Единственным человеком во время этого последнего завтрака императора перед битвой, полностью и безусловно уверенным в победе, был сам Наполеон. Увидим его округлый жест, лежащую на лбу серповидную прядь и светскую улыбку. Остальные находились в сомнениях разной силы и степени. Мудрый Друо, лучший артиллерист Великой армии, полагал, что почва по-прежнему вязкая и надо еще подождать. Но сколько же еще можно ждать и, главное, чего? Двое за столом, Ней и Сульт, имели дело с Веллингтоном в Испании и знали его манеру прятать войска на обратные скаты холмов. Что он там запрятал на этот раз? Рыжий двухметровый Мишель Ней в рассуждения философии и тактики за завтраком не лез, к тому же он находился в том состоянии духа, которое лучше всего назвать сумасшествием, но об этом позже. Маршал Сульт, ровесник Наполеона, человек с волевым подбородком и опущенной на лоб челкой, за шесть лет проделавший путь от солдата до генерала революционной армии, сказал Наполеону (второй раз за последние сутки, что было почти что невежливостью в разговоре с императором), что надо срочно звать на помощь идущего вслед за Блюхером Груши. Наполеон выслушал соображения Сульта с той светской полуулыбкой, которая ясно говорила о том, что он не принимает ни эти соображения, ни самого Сульта (человека с огромным военным опытом) всерьез. «Вы считаете Веллингтона сильным полководцем лишь потому, что он смог победить вас, – сказал Наполеон за кофе и ветчиной. – А я говорю вам, что он слабый полководец и что у англичан плохая армия. Мы с ними быстро разделаемся. – Надеюсь, что это так», – ответил маршал Сульт, оставаясь в рамках вежливой почтительности перед гением сражений. Остальные за столом без слов опустили глаза.

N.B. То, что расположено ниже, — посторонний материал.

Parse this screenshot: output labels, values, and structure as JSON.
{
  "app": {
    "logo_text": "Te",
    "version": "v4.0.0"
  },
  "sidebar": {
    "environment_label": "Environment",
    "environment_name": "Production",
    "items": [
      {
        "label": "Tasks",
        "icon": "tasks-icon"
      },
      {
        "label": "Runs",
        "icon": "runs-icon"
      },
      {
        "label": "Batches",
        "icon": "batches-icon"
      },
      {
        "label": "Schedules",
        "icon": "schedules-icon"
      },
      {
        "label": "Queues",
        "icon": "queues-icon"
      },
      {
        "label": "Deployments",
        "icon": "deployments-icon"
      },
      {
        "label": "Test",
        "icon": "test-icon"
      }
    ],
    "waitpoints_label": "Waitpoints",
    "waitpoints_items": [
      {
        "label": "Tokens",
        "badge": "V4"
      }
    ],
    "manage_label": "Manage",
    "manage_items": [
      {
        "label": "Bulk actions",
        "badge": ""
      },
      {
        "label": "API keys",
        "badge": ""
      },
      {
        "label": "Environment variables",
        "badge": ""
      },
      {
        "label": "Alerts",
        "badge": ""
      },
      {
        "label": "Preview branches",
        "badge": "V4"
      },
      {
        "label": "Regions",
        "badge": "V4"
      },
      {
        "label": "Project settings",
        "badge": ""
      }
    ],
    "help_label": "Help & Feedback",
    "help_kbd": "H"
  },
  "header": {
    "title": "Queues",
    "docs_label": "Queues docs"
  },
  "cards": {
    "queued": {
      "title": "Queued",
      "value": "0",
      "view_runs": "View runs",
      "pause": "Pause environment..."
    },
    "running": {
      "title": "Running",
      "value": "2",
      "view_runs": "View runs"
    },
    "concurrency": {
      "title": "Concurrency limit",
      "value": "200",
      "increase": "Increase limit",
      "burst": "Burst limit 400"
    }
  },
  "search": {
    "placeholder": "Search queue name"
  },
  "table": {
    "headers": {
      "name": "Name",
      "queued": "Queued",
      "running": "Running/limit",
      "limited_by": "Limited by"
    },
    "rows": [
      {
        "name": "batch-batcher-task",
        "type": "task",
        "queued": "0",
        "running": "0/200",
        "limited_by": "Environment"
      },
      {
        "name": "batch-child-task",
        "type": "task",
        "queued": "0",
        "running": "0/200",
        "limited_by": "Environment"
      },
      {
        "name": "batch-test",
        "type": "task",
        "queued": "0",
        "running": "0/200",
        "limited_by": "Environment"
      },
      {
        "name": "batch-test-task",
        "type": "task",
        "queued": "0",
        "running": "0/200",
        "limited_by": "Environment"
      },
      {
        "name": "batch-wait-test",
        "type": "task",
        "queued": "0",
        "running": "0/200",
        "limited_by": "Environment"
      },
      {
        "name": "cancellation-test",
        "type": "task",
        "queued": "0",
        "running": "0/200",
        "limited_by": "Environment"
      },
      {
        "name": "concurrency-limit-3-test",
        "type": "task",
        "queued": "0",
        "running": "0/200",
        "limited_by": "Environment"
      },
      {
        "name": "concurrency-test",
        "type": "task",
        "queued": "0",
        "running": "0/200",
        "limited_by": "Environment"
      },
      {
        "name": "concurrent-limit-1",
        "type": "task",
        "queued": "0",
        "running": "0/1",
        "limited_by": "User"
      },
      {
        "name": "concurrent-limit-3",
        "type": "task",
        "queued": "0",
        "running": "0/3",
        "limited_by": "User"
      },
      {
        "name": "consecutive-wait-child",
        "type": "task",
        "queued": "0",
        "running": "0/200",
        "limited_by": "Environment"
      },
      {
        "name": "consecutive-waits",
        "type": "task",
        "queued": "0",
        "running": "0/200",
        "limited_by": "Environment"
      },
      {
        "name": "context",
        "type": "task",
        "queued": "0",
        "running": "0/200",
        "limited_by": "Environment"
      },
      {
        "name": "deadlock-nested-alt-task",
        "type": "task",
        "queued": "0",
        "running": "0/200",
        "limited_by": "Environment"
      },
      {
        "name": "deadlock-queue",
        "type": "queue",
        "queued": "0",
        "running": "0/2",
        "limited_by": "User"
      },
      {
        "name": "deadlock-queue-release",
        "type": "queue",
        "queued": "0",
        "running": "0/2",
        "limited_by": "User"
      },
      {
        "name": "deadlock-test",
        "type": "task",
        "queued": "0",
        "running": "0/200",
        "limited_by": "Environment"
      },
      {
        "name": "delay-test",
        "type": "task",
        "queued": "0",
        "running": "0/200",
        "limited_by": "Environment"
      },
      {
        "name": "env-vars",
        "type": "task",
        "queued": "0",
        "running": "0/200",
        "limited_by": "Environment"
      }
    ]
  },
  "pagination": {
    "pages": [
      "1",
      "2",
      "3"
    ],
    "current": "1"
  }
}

Кофе был допит, Наполеон встал первым. Стоя у стола, с которого вышколенные слуги мгновенно убрали дорогую посуду и ловко расстелили большую карту, Сульт, Ней, Рей и Друо слушали, что им уверенно и безапелляционно говорил их вечный предводитель. Плохую карту, кстати. В те времена, заметим для непосвященных читателей, отсутствовали не только навигаторы GPS и GLONASS, но и хорошие карты, что приводило к тому, что великий полководец путал названия городов и периодически не знал, где находится. Это не мешало ему прокладывать маршруты для своей армии, используя циркуль, отмерявший дневные переходы. Во всех остальных подробностях организации маршей пусть разбирается исполнительнейший начальник штаба Бертье по прозвищу «Жена императора», в любой момент дня и ночи знавший по памяти, где находится любой из многочисленных полков Великой армии. Но Бертье этим утром не было с ними за столом, восемнадцать дней назад он выбросился из окна в маленьком немецком Бамберге, когда внизу по улице в сторону Франции колоннами проходили пруссаки. Но ни говорить, ни думать об этом печальном событии было совсем не к месту в десятом часу утра 18 июня 1815 года. «Господа, если вы будете безукоризненно выполнять мои приказы, мы будем сегодня ночевать в Брюсселе».

Однако предусмотрительность не помешает, особенно когда речь идет об ужине. Наполеон заказал поварам на ужин баранью лопатку. К вечеру этот провидец и гений предвидел у себя хороший аппетит. Массивный кусок мяса, приготовленный с чувством и толком, должен был утолить его аппетит после дня, проведенного на свежем воздухе, в деятельном руководстве безумием, в гениальной организации массового смертоубийства. Когда он уехал из захваченного на время крестьянского дома, повара тут же принялась за работу: ступкой мельчили чеснок, мешали его с красным перцем, готовили маринад, священнодействовали с лавровым листом и розмарином.